Developing a well tuned chromatic series of notes for DIY multi octave keyboards can be achieved using top octave generator (TOG) and simple frequency dividers.
The TOG originally developed in the 1970's was used by music synthesizer manufactures to overcome tuning issues related to temperature sensitive resistor networks.
There are several varieties of TOG chips (ex. MK50240, MK50241 ) with the difference being high octave note starting points and clock duty cycles. Due to the advent of digital processing these chips are no longer manufactured and are getting harder to find
For analog synth builders designing a top octave generator with discrete components can be a daunting task. Fortunately there are retro versions of the MK50240 available from makers such as Flatkeys. This projects uses Flatkeys MK50250-Retro as the TOG for a 5 octave synthesizer project.

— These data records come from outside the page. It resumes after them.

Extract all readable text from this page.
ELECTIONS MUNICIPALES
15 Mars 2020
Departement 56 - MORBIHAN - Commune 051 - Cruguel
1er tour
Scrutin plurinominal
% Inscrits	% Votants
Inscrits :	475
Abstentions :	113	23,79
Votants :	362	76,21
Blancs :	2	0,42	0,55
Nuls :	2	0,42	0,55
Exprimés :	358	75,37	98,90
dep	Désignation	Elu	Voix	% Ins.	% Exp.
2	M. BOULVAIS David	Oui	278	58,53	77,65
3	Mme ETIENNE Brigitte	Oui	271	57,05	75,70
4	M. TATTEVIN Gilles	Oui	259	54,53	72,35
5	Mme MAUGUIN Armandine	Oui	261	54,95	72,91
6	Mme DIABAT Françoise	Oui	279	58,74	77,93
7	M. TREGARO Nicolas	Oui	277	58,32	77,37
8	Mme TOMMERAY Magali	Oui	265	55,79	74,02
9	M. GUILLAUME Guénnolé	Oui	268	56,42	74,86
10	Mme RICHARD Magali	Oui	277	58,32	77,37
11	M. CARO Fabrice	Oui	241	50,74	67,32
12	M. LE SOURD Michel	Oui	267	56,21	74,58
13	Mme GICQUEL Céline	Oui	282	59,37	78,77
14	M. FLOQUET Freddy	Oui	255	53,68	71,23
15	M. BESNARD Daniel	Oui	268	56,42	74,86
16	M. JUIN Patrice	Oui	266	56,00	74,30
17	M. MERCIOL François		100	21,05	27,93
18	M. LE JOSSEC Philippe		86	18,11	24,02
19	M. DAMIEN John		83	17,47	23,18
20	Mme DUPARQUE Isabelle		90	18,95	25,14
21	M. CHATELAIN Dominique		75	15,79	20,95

The Flatkeys MK50240-Retro is pin compatible with the original MK50240 chip. An external clock running at 1 - 2 mhz determines starting pitch. The retro chip has its own FPGA that creates 12(13) equally divided frequencies consisting of a full octave for the highest octave set on the keyboard. Note: only the last octave uses high C pin (13th note).
The 74LS93 is an up/down module 16 binary counter which divides top octave frequencies to produce remaining lower octaves.
Each chip provides 4 outputs representing 4 octaves of one note. Chips are cascaded to provide additional octaves. The synth project in this example has 5 octaves requiring 2 chips per note.
Connection diagram(one note)
A total of 12 dividers are used to create 5 octaves of notes (48+1 for last high C). Frequency (note) outputs are enabled by the keyboard controller. Output signal from all dividers is mixed together to produce a 49 key polyphonic synthesizer.
Pictured below is the completed prototype chromatic note generator board. Oscillator is connected to input. Keyboard presses turn on opto isolators which connect selected note to common bus for output. Further details for bus mixing and keyboard latching will be provided in future articles.